Neudrossenfeld ist nun an den Jakobusweg angeschlossen – Pfarrer Michael Thein hat die Route durch die Region entwickelt Bayreuther lockt Pilger in die Region

Von Sarah Bernhard

Spätestens mit Hape Kerkelings Buch „Ich bin dann mal weg“ wurde Pilgern auf dem Jakobsweg zum Trend. Eine Zubringerroute führt mitten durch die Region. Geplant hat sie Pfarrer und Pilgerbegleiter Michael Thein aus Bayreuth – um die Zeit bis zur nächsten Pilgerreise zu überbrücken.

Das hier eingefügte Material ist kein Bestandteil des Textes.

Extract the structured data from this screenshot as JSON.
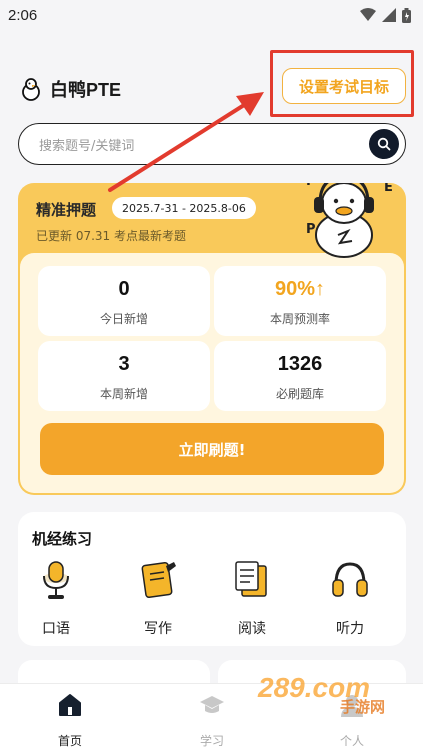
{
  "status_bar": {
    "time": "2:06"
  },
  "header": {
    "app_name": "白鸭PTE",
    "goal_button": "设置考试目标"
  },
  "search": {
    "placeholder": "搜索题号/关键词"
  },
  "exam_card": {
    "title": "精准押题",
    "date_range": "2025.7-31 - 2025.8-06",
    "update_text": "已更新 07.31 考点最新考题",
    "mascot_letters": [
      "T",
      "P",
      "E"
    ],
    "stats": [
      {
        "value": "0",
        "label": "今日新增"
      },
      {
        "value": "90%↑",
        "label": "本周预测率"
      },
      {
        "value": "3",
        "label": "本周新增"
      },
      {
        "value": "1326",
        "label": "必刷题库"
      }
    ],
    "cta": "立即刷题!"
  },
  "practice": {
    "title": "机经练习",
    "items": [
      {
        "label": "口语",
        "icon": "microphone-icon"
      },
      {
        "label": "写作",
        "icon": "notebook-pen-icon"
      },
      {
        "label": "阅读",
        "icon": "reading-paper-icon"
      },
      {
        "label": "听力",
        "icon": "headphones-icon"
      }
    ]
  },
  "bottom_nav": [
    {
      "label": "首页",
      "icon": "home-icon",
      "active": true
    },
    {
      "label": "学习",
      "icon": "graduation-cap-icon",
      "active": false
    },
    {
      "label": "个人",
      "icon": "user-icon",
      "active": false
    }
  ],
  "watermark": {
    "text": "289.com",
    "sub": "手游网"
  },
  "colors": {
    "accent": "#f2a51f",
    "highlight": "#e23b2e",
    "card": "#f9c95a",
    "dark": "#111a2a"
  }
}
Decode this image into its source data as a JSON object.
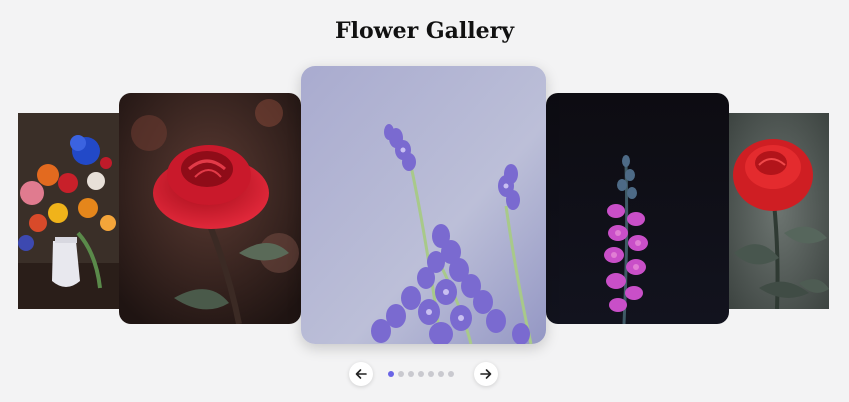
{
  "gallery": {
    "title": "Flower Gallery",
    "active_index": 0,
    "slides": [
      {
        "name": "flower-bouquet-vase",
        "position": "far-left"
      },
      {
        "name": "red-rose-dark",
        "position": "left"
      },
      {
        "name": "lavender",
        "position": "center"
      },
      {
        "name": "pink-flower-dark",
        "position": "right"
      },
      {
        "name": "red-rose-greenery",
        "position": "far-right"
      }
    ],
    "dots_count": 7,
    "prev_icon": "arrow-left-icon",
    "next_icon": "arrow-right-icon"
  },
  "colors": {
    "background": "#f3f3f4",
    "active_dot": "#6a64e6",
    "inactive_dot": "#c9c9cf"
  }
}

Seit Sonntag ist auch Neudrossenfeld dabei.

 
Schließen

Diesen Artikel teilen

Als der Vater des Oberfränkischen Jakobuswegs das erste Mal aufbricht, um zu pilgern, weiß er gar nicht, was er da tut. „Die Idee, eine Tour von Nürnberg nach Rothenburg zu machen, hat mich angesprochen, weil ich schon als Kind viel in der Natur war“, sagt Michael Thein. „Aber vom Jakobsweg wusste ich nichts. Nicht mal, dass es ihn gibt.“

Als er an diesem Pfingstmontagmorgen im Jahr 2000 seine Pilgergefährten kennenlernt, weiß der 61-Jährige auch noch nicht, dass diese Erfahrung sein Leben verändern wird. Denn erstmal steht die ganze Aktion auf der Kippe: Die Gruppenleiterinnen sind krank, wenn nicht spontan ein Teilnehmer die Leitung übernimmt, muss die Pilgerfahrt ausfallen. „Ich habe gesagt: ,Ihr könnt machen, was ihr wollt, ich gehe jetzt.‘ Also hat man mir einen Zettel mit Quartieren in die Hand gedrückt und es ging los.“ So wird Thein nicht nur zum Jakobsweg-Pilger, sondern auch zum Jakobsweg-Pilgerbegleiter.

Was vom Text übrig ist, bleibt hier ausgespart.